Zdesar et al (2017) reported on the possibility teaching Master’s Degree course on Wheeled Mobile Robotics, in a slightly different way. The approach used various inductive teaching methodologies, such as simulation challenges, individual projects, multi-team projects and competition challenges. The induction teaching approach was demonstrated to be an improved way to keep students motivated as it encouraged the students to seek the help of the instructor to find answers and solutions to the challenge set. Fidalgo-Blanco (2017) reported on the use of the micro flip teaching methodology. The work explained how this teaching method encouraged the active participation of students through the creation of spaces that provide online video, for classroom use. The results showed that using the micro flip teaching model had a direct and beneficial impact on student learning. As student perception of the usefulness of the model was based more on the methodology of teaching employed, than on either the course content or the teachers participating in the experience.

The focus of this Chapter will report on how to teach the Materials for Civil Engineers module in a slightly different way to improve the student learning experience. This is in contrast to the traditional form of University teaching where the Lecturer stands at the front of large groups of students and recite information relevant to the lectures accompanied by a power point. Then assigns the students two pieces of coursework, each valued 20% of the overall module mark, followed by a closed book examination, with a value of 60% of the total module.

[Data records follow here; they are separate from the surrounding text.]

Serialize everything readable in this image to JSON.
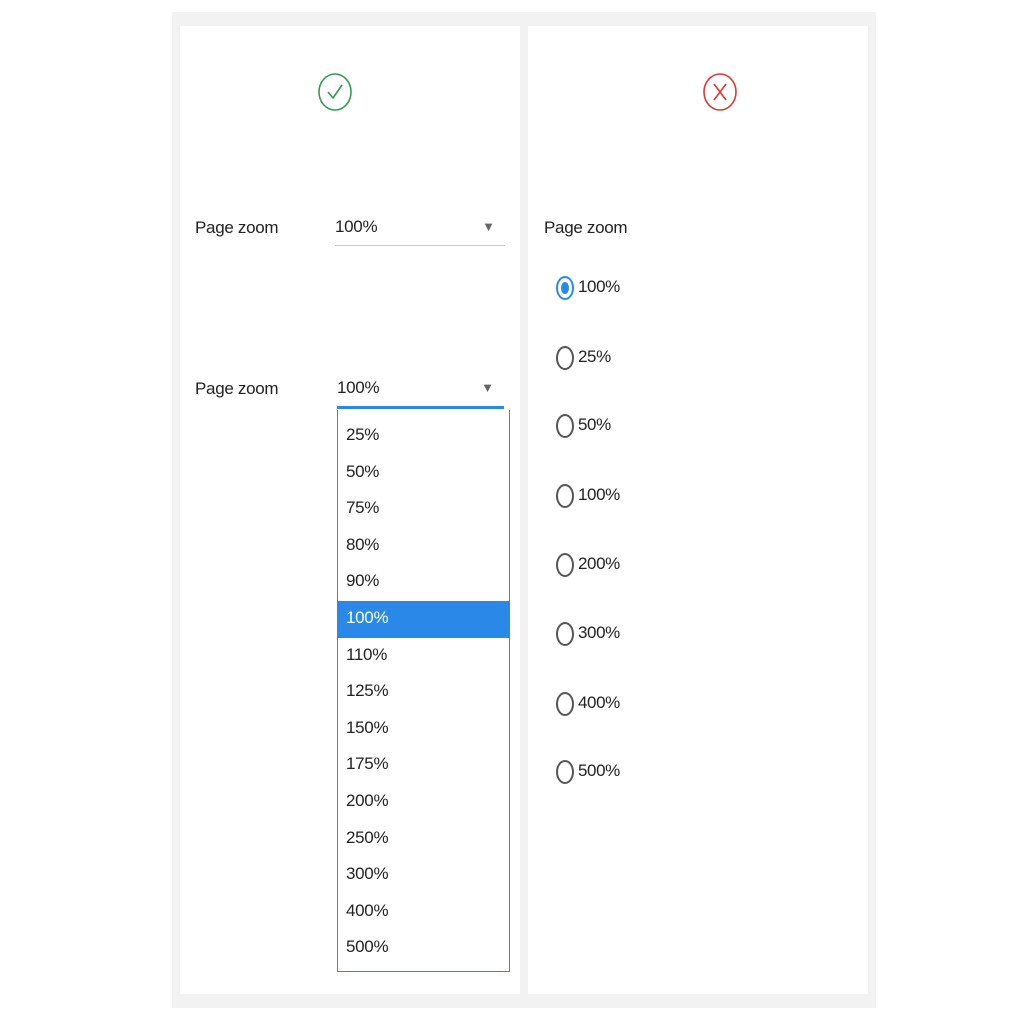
{
  "colors": {
    "accent": "#2a88e8",
    "ok": "#2e9e4f",
    "error": "#e03535",
    "background": "#f2f2f2"
  },
  "left_panel": {
    "status_icon": "check-circle-icon",
    "closed_select": {
      "label": "Page zoom",
      "value": "100%",
      "caret": "▼"
    },
    "open_select": {
      "label": "Page zoom",
      "value": "100%",
      "caret": "▼",
      "options": [
        "25%",
        "50%",
        "75%",
        "80%",
        "90%",
        "100%",
        "110%",
        "125%",
        "150%",
        "175%",
        "200%",
        "250%",
        "300%",
        "400%",
        "500%"
      ],
      "selected": "100%"
    }
  },
  "right_panel": {
    "status_icon": "x-circle-icon",
    "label": "Page zoom",
    "radios": [
      {
        "label": "100%",
        "checked": true
      },
      {
        "label": "25%",
        "checked": false
      },
      {
        "label": "50%",
        "checked": false
      },
      {
        "label": "100%",
        "checked": false
      },
      {
        "label": "200%",
        "checked": false
      },
      {
        "label": "300%",
        "checked": false
      },
      {
        "label": "400%",
        "checked": false
      },
      {
        "label": "500%",
        "checked": false
      }
    ]
  }
}
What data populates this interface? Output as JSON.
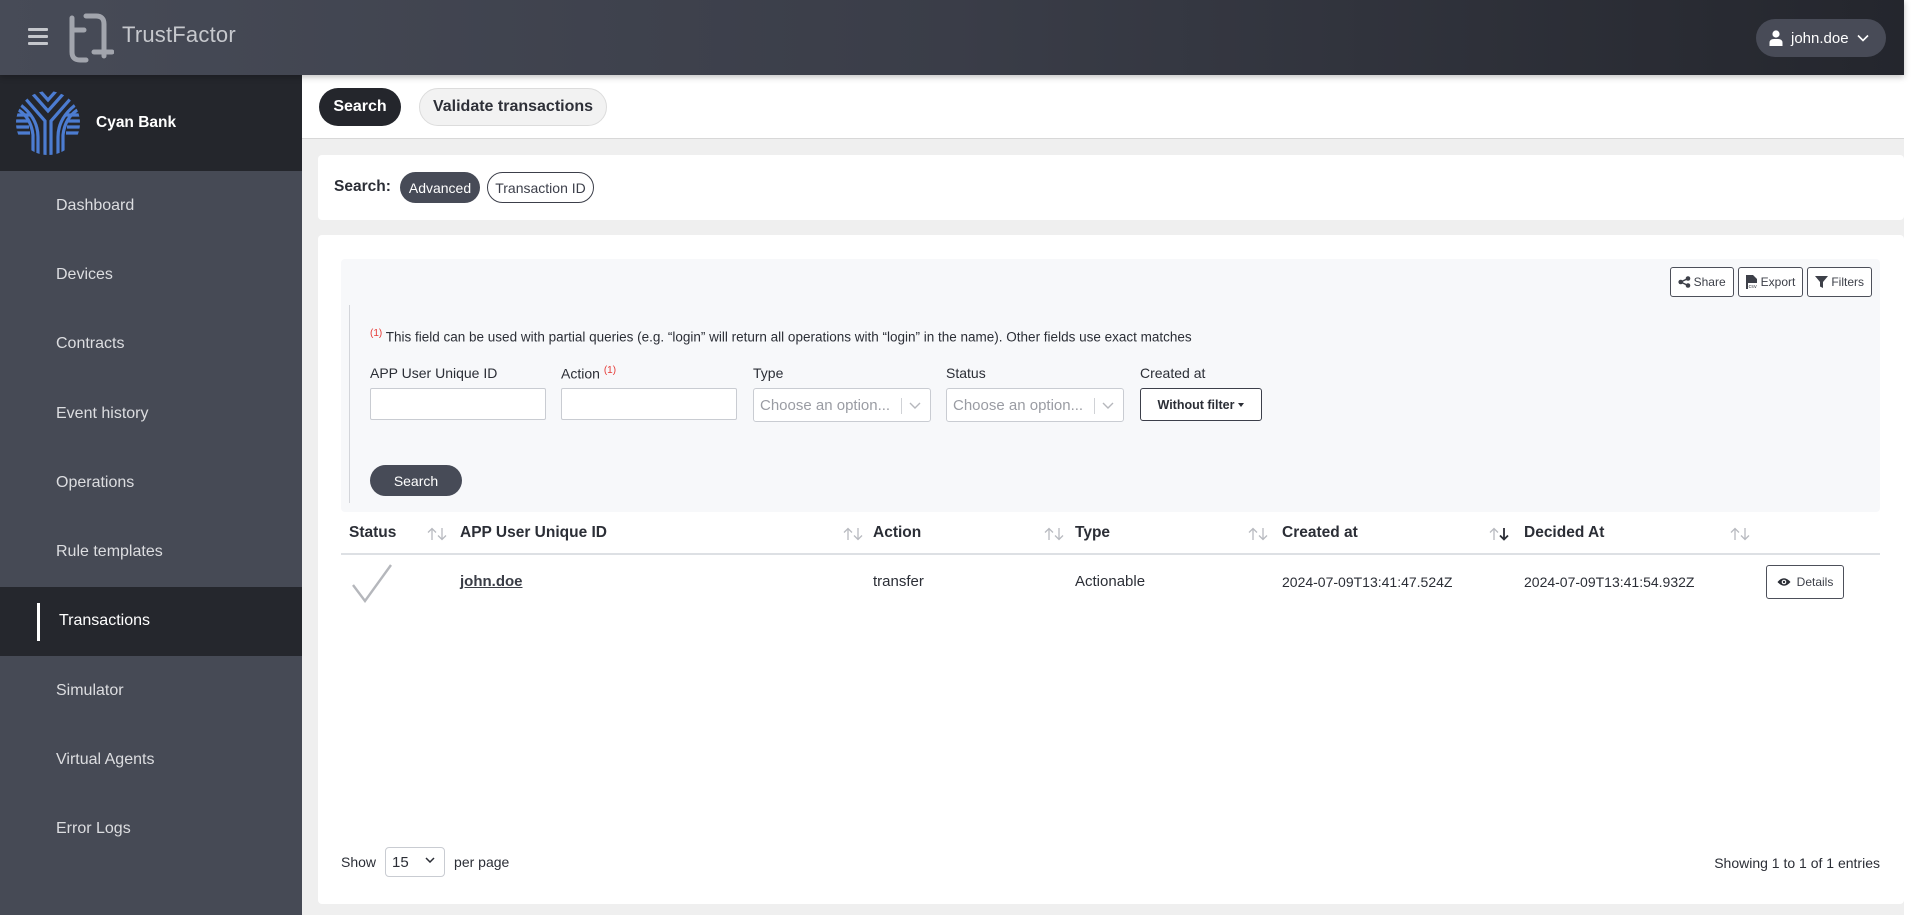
{
  "header": {
    "brand": "TrustFactor",
    "user": "john.doe",
    "menu_icon": "hamburger-icon",
    "logo_icon": "trustfactor-logo",
    "user_icon": "user-icon"
  },
  "sidebar": {
    "org_name": "Cyan Bank",
    "items": [
      {
        "label": "Dashboard",
        "active": false
      },
      {
        "label": "Devices",
        "active": false
      },
      {
        "label": "Contracts",
        "active": false
      },
      {
        "label": "Event history",
        "active": false
      },
      {
        "label": "Operations",
        "active": false
      },
      {
        "label": "Rule templates",
        "active": false
      },
      {
        "label": "Transactions",
        "active": true
      },
      {
        "label": "Simulator",
        "active": false
      },
      {
        "label": "Virtual Agents",
        "active": false
      },
      {
        "label": "Error Logs",
        "active": false
      }
    ]
  },
  "tabs": [
    {
      "label": "Search",
      "active": true
    },
    {
      "label": "Validate transactions",
      "active": false
    }
  ],
  "search_mode": {
    "label": "Search:",
    "options": [
      {
        "label": "Advanced",
        "active": true
      },
      {
        "label": "Transaction ID",
        "active": false
      }
    ]
  },
  "toolbar": {
    "share": "Share",
    "export": "Export",
    "filters": "Filters"
  },
  "filters": {
    "note_marker": "(1)",
    "note": "This field can be used with partial queries (e.g. “login” will return all operations with “login” in the name). Other fields use exact matches",
    "app_user_label": "APP User Unique ID",
    "app_user_value": "",
    "action_label": "Action",
    "action_marker": "(1)",
    "action_value": "",
    "type_label": "Type",
    "type_placeholder": "Choose an option...",
    "status_label": "Status",
    "status_placeholder": "Choose an option...",
    "created_label": "Created at",
    "created_value": "Without filter",
    "search_button": "Search"
  },
  "table": {
    "columns": [
      "Status",
      "APP User Unique ID",
      "Action",
      "Type",
      "Created at",
      "Decided At"
    ],
    "sorted_column": "Created at",
    "sort_direction": "desc",
    "rows": [
      {
        "status": "approved",
        "status_icon": "check-icon",
        "app_user": "john.doe",
        "action": "transfer",
        "type": "Actionable",
        "created_at": "2024-07-09T13:41:47.524Z",
        "decided_at": "2024-07-09T13:41:54.932Z",
        "details_label": "Details"
      }
    ]
  },
  "pagination": {
    "show_label": "Show",
    "per_page_value": "15",
    "per_page_label": "per page",
    "summary": "Showing 1 to 1 of 1 entries"
  }
}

Under the proposed change, the assessment criteria of the module was delivered through 50% laboratory coursework (coursework 1 to 10) and 50% closed book examination.

This paper discusses how learning by doing, enabled the students to establish a connection between their practical experiences and the theoretical concepts. The paper also analyses the quantitative feedbacks collected from the students, in order to assess the effectiveness and success of Civil Engineers materials in this approach.